Warnings. Boy love. Don't like it, don't read it.

Disclaimer. All characters belong to J.K. Rowling.

.x.

The cold that gripped my body was indescribable. But just to let you know, it hurt more than words could possibly convey. And no one was around to witness my downfall, all of them locked safely in their warm little beds, curled up tight under the blankets without a care in the world. And here I am, out in the dark night, my defenses shattered, my carefully structured walls lying in ruins. Did they even see it coming? I know you did, but you obviously didn't think a thing of it. We're enemies after all, right? Since the tender age of eleven, that's all we've been.

Now that we've grown, I thought things might change, that you might start giving a damn. Or let on how much you loved me. Because you did love me, I know you did! All those nights in empty classrooms, musty library corridors, dark alcoves that haven't seen human life in ages… you always whispered those three little words in my ear. Did you think they would make everything all better? Oh, who am I kidding? I forgave you every time as soon as those words were uttered. They echo in my brain… see; even now I can't forget about you, much less resent you for what you've done to me.

I'm no longer the cold, arrogant boy that I once was. The one who was known as a prince among men, the silver blonde god that had descended amongst the peasants. You tore me down, took apart my façade, and have left me weakened, barely able to form the words that I inscribe now. I opened up to you, the only person who had ever fought me tooth and claw, just as vicious as myself. And look what it got me. I'm lying on my back, in the snow, in tattered clothes that were once fine.

There's blood in the pristine snow that surrounds me, that is encasing me in ivory. I think it's mine; after all, you're much too cold to bleed, aren't you? You've changed. You're not the Boy Who Lived anymore. You're ruthless, just like I used to be. It's as if we traded places, and you succeeded where I had failed. Technically, it's supposed to be you lying here, broken and forgotten. But somehow, it's me. I'm not sure how that worked out. Can't really be bothered to figure it out either.

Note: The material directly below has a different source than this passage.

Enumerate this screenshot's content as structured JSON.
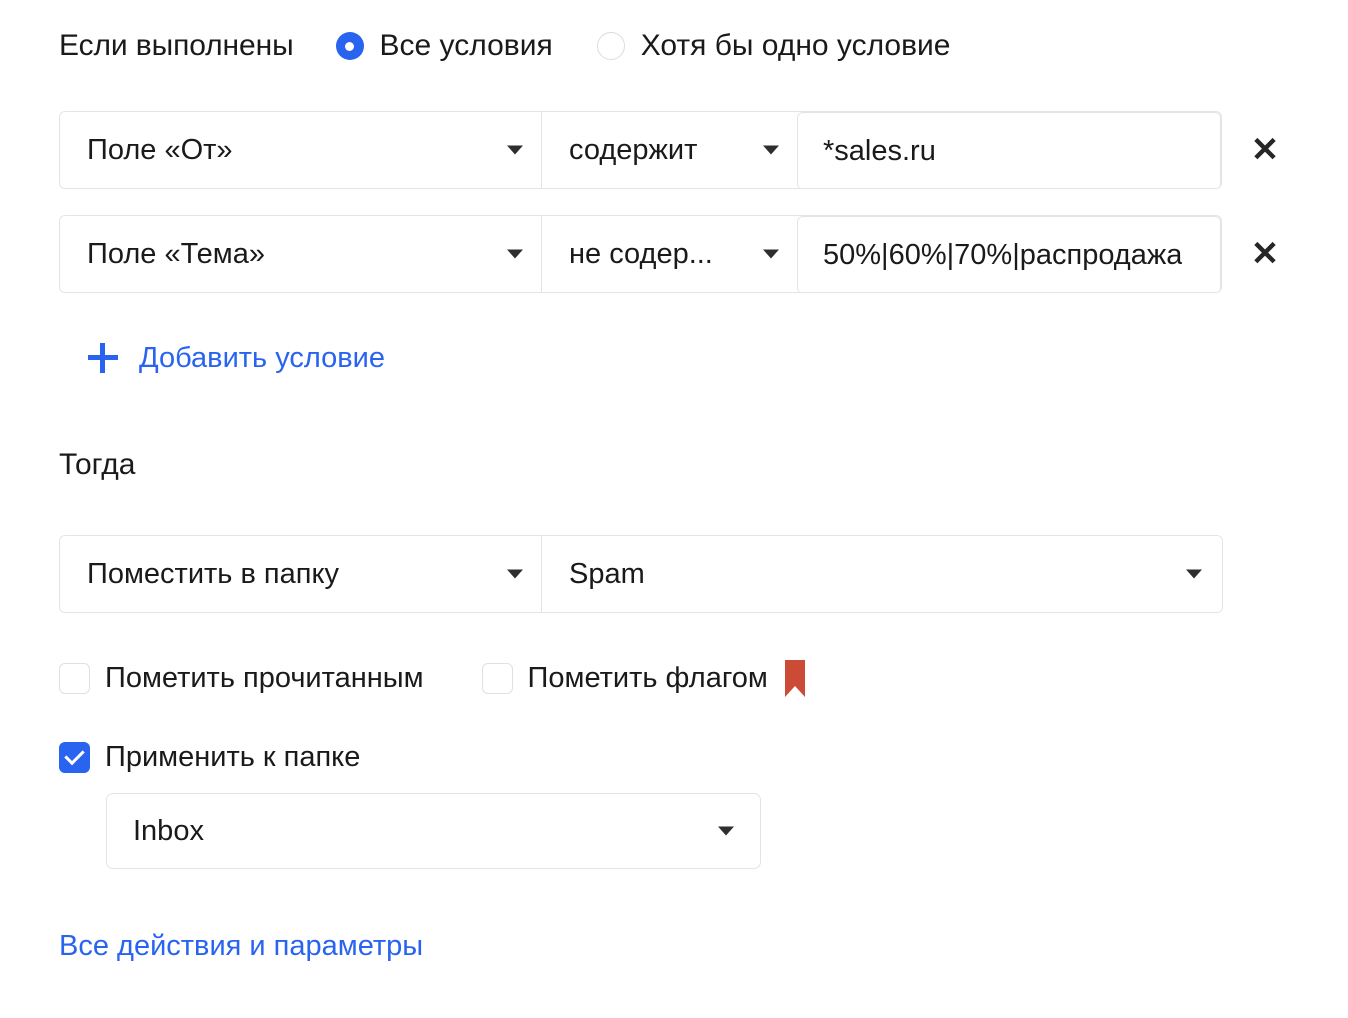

Snowflakes dance before my glassy quicksilver eyes, eager to join their companions in encasing the world in innocence, if only for a night. The bloodstains are being swallowed up, melting away into nothingness as time drags by. I feel so cold, and my body refuses to go numb, as if listening to your wishes that you so harshly threw at me before you left. Every part of me aches, stings, burns, and throbs; and yet, you're not here to clean my wounds, pick me back up again. Surprise, surprise.

I'm wishing for the end, but you asked the heavens for a slow, torturous death. The only kind fit for a snake like me. And they listened, because you're the wizarding world's Golden Boy. Me? I'm just another lost soul, another forsaken child of a world that never knew what to do with me, but kept me around, just for laughs.